A Comissão de Comércio da Nova Zelândia divulgou um comunicado expressando suas preocupações sobre a fusão entre a Microsoft e a Activision Blizzard. O regulador sugere que essa fusão poderia dar à Microsoft uma vantagem anticompetitiva em jogos em nuvem.

Fonte da imagem: Wccftech

«Prevemos que a Microsoft pode remover todos ou parte de seus concorrentes de jogos em nuvem, como Sony ou NVIDIA, do acesso aos jogos da Activision e, em particular, Call of Duty (CoD), o que prejudicará a concorrência na indústria de jogos em nuvem. na declaração da comissão .

Sobre o mesmo tipo de preocupação que o regulador tem sobre o mercado de consoles de jogos: “Se os projetos de jogos da Activision forem importantes o suficiente para estimular as vendas de serviços de jogos em nuvem ou consoles de jogos, isso pode levar ao fato de que a organização combinada terá um incentivo e uma oportunidade de privar os concorrentes de acessar esse conteúdo, enfraquecendo sua capacidade de competir”.

É importante observar que a declaração publicada da Comissão de Comércio da Nova Zelândia não é um bloqueio da transação. No seu comunicado, o regulador solicitou materiais e provas à Microsoft, Activision e outras partes interessadas que lhes permitam conhecer melhor o assunto. Eles devem ser apresentados até 4 de julho e o veredicto final será entregue até 17 de julho.
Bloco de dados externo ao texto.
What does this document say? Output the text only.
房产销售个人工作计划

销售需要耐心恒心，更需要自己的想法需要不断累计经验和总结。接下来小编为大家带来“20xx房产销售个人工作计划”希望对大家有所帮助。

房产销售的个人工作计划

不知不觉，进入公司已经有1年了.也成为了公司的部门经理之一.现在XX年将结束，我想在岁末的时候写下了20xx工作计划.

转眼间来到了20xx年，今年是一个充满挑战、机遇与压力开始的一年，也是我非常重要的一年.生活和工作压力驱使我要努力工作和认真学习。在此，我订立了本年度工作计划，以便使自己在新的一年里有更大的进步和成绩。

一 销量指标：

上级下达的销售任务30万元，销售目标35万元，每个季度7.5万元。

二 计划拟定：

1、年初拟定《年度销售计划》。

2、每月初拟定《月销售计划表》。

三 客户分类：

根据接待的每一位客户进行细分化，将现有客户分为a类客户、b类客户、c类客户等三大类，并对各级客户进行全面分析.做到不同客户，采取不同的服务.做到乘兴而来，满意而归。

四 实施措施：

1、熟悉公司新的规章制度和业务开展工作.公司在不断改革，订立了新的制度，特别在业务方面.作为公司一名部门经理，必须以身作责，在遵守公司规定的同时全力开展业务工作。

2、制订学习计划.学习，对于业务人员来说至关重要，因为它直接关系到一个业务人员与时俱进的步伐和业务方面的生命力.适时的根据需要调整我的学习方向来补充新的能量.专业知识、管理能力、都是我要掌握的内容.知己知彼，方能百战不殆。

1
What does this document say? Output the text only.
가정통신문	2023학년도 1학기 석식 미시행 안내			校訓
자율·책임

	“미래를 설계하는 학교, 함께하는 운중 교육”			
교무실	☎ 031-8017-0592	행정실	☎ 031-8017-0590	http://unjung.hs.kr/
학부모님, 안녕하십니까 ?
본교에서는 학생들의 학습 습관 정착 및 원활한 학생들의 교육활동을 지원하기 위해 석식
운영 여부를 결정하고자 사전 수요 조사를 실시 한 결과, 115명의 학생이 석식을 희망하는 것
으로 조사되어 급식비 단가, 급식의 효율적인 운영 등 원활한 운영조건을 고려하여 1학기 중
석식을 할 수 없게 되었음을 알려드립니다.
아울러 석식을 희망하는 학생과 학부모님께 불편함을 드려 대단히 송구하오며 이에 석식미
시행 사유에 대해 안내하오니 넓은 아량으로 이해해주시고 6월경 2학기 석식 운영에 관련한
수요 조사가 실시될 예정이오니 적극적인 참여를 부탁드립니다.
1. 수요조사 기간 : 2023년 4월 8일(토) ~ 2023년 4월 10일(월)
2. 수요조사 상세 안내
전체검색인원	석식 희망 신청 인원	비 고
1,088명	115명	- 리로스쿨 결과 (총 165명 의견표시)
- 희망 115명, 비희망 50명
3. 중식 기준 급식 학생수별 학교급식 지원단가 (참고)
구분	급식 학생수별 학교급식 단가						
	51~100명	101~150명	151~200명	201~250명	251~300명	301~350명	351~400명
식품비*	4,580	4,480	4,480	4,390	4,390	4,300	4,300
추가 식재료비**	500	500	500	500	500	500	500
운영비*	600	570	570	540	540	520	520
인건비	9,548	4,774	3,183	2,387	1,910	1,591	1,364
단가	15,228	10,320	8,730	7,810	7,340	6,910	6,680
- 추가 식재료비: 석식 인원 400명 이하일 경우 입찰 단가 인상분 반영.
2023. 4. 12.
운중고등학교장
Até o momento, o acordo entre a Microsoft e a Activision Blizzard foi aprovado por mais de 40 países, incluindo todos os países do Espaço Econômico Europeu, China, Japão, Coreia do Sul, Brasil, Chile, Sérvia e África do Sul. No entanto, a iniciativa de fundir as duas empresas enfrentou obstáculos de dois grandes reguladores – a FTC nos EUA e a CMA no Reino Unido. No segundo caso, a Microsoft aguarda o julgamento da apelação, que deve acontecer no final de julho.